Please ensure the following before submitting a PR:

[x] if suggesting code changes or improvements, open an issue first
[x] for all but trivial changes (e.g., typo fixes), add your name to DESCRIPTION
[x] for all but trivial changes (e.g., typo fixes), documentation your change in NEWS.md with a parenthetical reference to the issue number being addressed
[x] if changing documentation, edit files in /R not /man and run devtools::document() to update documentation
[x] add code or new test files to /tests for any new functionality or bug fix
[x] make sure R CMD check runs without error before submitting the PR

beniaminogreen commented 2 months ago

Sorry for the late response - have been absolutely swamped recently. I think all the changes look super, thanks for tidying up the caching logic that I wrote, and for extending it to all get requests.

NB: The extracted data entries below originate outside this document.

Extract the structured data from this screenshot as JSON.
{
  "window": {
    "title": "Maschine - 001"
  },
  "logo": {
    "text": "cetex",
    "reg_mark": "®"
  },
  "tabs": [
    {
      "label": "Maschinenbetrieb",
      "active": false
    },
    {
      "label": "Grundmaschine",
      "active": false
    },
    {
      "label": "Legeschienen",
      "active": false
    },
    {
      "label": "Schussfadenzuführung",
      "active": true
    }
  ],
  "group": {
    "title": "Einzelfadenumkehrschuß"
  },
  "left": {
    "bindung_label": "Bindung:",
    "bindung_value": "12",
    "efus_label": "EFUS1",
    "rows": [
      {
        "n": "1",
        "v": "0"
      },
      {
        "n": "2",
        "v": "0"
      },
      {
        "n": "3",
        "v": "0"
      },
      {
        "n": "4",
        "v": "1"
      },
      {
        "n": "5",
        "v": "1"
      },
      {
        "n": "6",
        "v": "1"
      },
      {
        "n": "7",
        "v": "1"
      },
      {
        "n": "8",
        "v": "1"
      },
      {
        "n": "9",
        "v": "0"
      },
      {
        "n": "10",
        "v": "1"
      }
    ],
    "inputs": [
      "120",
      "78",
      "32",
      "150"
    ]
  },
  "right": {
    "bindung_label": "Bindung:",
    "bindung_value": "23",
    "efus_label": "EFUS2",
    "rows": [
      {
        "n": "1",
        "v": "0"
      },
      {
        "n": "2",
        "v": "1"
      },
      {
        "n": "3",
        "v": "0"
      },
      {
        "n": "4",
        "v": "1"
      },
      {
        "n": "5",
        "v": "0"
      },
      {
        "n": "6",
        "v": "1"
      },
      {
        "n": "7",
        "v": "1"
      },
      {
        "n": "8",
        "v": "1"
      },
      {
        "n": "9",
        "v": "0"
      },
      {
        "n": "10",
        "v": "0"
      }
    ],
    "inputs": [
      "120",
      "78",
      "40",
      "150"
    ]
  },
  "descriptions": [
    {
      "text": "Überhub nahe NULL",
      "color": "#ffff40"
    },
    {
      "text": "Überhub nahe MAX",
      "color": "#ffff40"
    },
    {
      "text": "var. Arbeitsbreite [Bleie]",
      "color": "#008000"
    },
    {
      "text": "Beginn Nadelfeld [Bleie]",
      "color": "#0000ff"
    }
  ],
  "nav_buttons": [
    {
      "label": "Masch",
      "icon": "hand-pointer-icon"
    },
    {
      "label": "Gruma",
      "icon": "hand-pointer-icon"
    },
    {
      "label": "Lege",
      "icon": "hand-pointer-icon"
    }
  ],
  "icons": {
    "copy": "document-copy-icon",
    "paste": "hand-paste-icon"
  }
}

When I originally wrote the code I though it wasn't worth trying to add a cache argument to each API call (especially because some of the API calls are likely to be cheap), but I like this approach more. My only really substantial comments are about the decision of when to clear the cache.

I imagine that a cache with an expiration date could be frustrating to users as it would make the runtime of their scripts unpredictable. Could we consider having it never clear, and providing a function that wipes the cache at the users request? On a related note, do we know if the expiration date on cached entries will be pushed back if they are frequently used? This is to say, if I cache a large file and use it every 29 days, will I have to re-download it every other time?

These are really just quibbles over a setting though. I think the package is greatly improved by these contributions - thanks for your hard work!

Best, Ben Green